An early reader called The Scattered Proud “an American Jane Eyre.” I’ve never denied that my retiring, unpretty narrator and her name, Janet, are deliberate echoes of Bronte’s heroine. But there, I think, the similarity ends. When I set out writing the story that became The Scattered Proud, I wanted to tell the kind of tale that I had grown up reading and that people didn’t tell any more. I wanted to write something that recalled the classics. And I wanted to touch upon a subject that few people knew about. As it turns out, I touched upon several subjects, some of which reach beyond the eight years covered in the book.

I think it helped that when I thought of the story that would become The Scattered Proud, I was working with the French and living in New York, and everyone was getting ready to celebrate the Bicentennial of the French Revolution. I also had access to some terrific research materials at the New York Public Library, including bound volumes of the Moniteur Universel, the French national newspaper during the Revolution, and original maps of Paris. I would spend hours in the main reading room, poring over those papers, reading transcripts from sessions of the two legislative houses, the Council of 500 and the smaller Council of Ancients, as well as adverts for things like operas and horse shows.

While all this added layers of small details to my understanding of the daily life of people in the later years of the Revolution, I learned, too, of the extent of the massive dechristianization of the country. The French revolutionaries viewed the Roman Catholic Church as an evil tool of the aristocracy as well as its breeding ground. Crushing the Church was as essential as executing King Louis XVI and his family. The dechristianization was a methodical eradication that saw the closing or razing of churches, convents and monasteries, and the changing of the calendar to rid the week of Sunday. Clergy who refused to abandon their orders and swear allegiance to the new government and its bizarre, atheistic cult of Wisdom were prosecuted and executed.

To my surprise, the persecution of the clergy continued into the later years of the 1790s. When Janet joins the Episcopal Church’s secret mission in Paris in 1798, it still is a crime to be Christian and to practice a Christian religion in public. Though Kit DeWaere, the mission’s young vicar, is a Protestant, he’s still a Christian and risks arrest if he’s caught ministering in public, especially since he runs around Paris with a small Book of Common Prayer hidden in the tails of his Directory coat. Add to this the fact that France and America were engaged in the Quasi War, a naval war over shipping in the Caribbean, and the 1798 was a pretty dreadful time to be American or Christian in France.

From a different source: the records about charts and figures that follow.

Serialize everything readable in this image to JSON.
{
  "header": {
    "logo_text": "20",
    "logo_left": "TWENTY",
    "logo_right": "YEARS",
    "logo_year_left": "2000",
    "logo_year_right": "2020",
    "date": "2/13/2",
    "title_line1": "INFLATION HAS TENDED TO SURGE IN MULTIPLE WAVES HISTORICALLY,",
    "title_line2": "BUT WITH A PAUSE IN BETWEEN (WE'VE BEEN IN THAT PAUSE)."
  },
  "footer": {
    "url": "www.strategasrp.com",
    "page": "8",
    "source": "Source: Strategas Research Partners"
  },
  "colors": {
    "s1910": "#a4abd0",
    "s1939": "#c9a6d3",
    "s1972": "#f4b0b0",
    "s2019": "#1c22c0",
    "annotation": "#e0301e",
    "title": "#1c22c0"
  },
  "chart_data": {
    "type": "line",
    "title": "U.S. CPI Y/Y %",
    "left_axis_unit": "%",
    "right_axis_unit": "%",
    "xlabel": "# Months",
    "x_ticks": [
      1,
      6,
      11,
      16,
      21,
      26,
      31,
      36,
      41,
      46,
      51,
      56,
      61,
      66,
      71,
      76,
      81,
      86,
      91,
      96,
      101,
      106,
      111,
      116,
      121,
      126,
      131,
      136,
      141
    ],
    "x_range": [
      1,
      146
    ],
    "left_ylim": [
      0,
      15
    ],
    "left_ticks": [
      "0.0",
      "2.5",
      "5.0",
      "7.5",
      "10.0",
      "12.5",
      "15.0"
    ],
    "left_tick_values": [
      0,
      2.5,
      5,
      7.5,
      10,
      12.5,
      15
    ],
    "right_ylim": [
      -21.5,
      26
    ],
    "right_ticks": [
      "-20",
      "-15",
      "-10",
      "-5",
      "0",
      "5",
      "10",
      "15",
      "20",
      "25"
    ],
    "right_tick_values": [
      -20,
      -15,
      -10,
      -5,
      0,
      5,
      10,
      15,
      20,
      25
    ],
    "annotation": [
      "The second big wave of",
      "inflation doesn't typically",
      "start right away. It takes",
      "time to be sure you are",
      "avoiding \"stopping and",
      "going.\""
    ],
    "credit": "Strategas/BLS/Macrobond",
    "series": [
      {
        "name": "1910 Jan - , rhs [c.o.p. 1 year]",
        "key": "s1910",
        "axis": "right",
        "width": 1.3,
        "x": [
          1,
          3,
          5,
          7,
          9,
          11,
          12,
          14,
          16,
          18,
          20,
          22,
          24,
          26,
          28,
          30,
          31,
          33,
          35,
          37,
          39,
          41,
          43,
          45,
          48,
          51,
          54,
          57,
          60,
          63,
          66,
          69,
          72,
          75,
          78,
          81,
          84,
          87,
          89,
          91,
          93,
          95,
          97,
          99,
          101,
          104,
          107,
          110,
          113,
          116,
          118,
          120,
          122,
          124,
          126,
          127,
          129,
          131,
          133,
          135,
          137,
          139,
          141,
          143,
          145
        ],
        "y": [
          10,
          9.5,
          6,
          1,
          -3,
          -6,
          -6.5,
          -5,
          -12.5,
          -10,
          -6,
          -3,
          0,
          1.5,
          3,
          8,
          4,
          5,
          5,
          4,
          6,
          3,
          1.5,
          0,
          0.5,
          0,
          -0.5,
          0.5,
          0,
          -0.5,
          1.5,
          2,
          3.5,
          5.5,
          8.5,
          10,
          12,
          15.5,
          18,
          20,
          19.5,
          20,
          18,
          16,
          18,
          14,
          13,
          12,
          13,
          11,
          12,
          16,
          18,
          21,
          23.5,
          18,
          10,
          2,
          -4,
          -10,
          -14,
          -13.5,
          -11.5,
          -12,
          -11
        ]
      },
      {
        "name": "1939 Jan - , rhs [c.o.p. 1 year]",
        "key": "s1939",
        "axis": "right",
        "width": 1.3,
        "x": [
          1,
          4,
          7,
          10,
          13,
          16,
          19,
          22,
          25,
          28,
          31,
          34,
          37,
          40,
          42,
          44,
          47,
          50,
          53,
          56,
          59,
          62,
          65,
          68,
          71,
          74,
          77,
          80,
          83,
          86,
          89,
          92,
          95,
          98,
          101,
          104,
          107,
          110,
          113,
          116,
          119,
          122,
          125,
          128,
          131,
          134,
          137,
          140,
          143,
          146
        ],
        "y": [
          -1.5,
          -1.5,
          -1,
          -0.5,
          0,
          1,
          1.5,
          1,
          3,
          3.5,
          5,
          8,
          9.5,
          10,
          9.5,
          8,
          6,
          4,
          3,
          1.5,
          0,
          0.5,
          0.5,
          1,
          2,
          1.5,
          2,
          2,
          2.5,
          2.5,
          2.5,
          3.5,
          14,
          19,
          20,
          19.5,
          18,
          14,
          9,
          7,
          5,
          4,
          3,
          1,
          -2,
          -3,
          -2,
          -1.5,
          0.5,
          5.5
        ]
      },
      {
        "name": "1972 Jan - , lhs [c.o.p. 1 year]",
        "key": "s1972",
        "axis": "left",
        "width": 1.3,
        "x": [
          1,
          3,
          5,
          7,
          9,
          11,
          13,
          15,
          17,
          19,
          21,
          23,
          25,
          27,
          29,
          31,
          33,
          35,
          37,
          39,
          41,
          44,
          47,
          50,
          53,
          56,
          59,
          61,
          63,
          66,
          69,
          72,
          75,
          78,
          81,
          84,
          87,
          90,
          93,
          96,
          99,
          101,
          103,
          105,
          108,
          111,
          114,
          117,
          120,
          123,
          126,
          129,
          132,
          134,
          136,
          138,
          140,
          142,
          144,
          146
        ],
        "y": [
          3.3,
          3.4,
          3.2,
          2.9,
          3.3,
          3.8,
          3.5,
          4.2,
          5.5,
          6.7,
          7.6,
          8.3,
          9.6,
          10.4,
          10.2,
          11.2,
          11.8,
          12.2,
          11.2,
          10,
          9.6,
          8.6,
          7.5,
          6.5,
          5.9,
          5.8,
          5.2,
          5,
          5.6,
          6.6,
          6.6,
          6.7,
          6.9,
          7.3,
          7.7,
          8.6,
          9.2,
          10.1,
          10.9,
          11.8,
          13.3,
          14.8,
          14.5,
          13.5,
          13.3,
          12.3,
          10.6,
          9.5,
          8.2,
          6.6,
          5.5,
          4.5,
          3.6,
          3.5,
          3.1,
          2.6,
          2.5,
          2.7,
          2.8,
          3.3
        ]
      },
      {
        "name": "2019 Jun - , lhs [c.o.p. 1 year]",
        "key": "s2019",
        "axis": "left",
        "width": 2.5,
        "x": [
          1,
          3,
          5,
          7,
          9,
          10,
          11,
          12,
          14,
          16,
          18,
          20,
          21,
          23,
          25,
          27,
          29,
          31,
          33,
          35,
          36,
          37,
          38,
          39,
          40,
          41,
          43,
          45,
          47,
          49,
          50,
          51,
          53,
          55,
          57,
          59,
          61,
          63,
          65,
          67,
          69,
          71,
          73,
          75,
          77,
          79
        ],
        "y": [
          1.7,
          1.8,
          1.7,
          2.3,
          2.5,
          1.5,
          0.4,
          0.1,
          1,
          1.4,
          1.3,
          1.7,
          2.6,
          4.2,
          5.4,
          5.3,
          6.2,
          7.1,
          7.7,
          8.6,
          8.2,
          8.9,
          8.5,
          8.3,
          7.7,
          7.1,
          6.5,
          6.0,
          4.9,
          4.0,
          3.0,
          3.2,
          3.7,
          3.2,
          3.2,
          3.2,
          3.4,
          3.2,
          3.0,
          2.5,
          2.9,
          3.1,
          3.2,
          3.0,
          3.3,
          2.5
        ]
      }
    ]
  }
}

Now speaking of coattails: I’d grown up reading War and Peace, watching period movies that featured Men in Breeches, and eyed many a piece of historical clothing at the Metropolitan Museum of Art, but I never realized those tails could hold pockets until watching a performance by the Spanish Riding School at Madison Square Garden in the early 1980s. The riders rewarded their horses for doing complex steps with treats that they carried in pockets sewn into the underside of their coattails.

Sometimes the realities of history are delightfully closer than we think.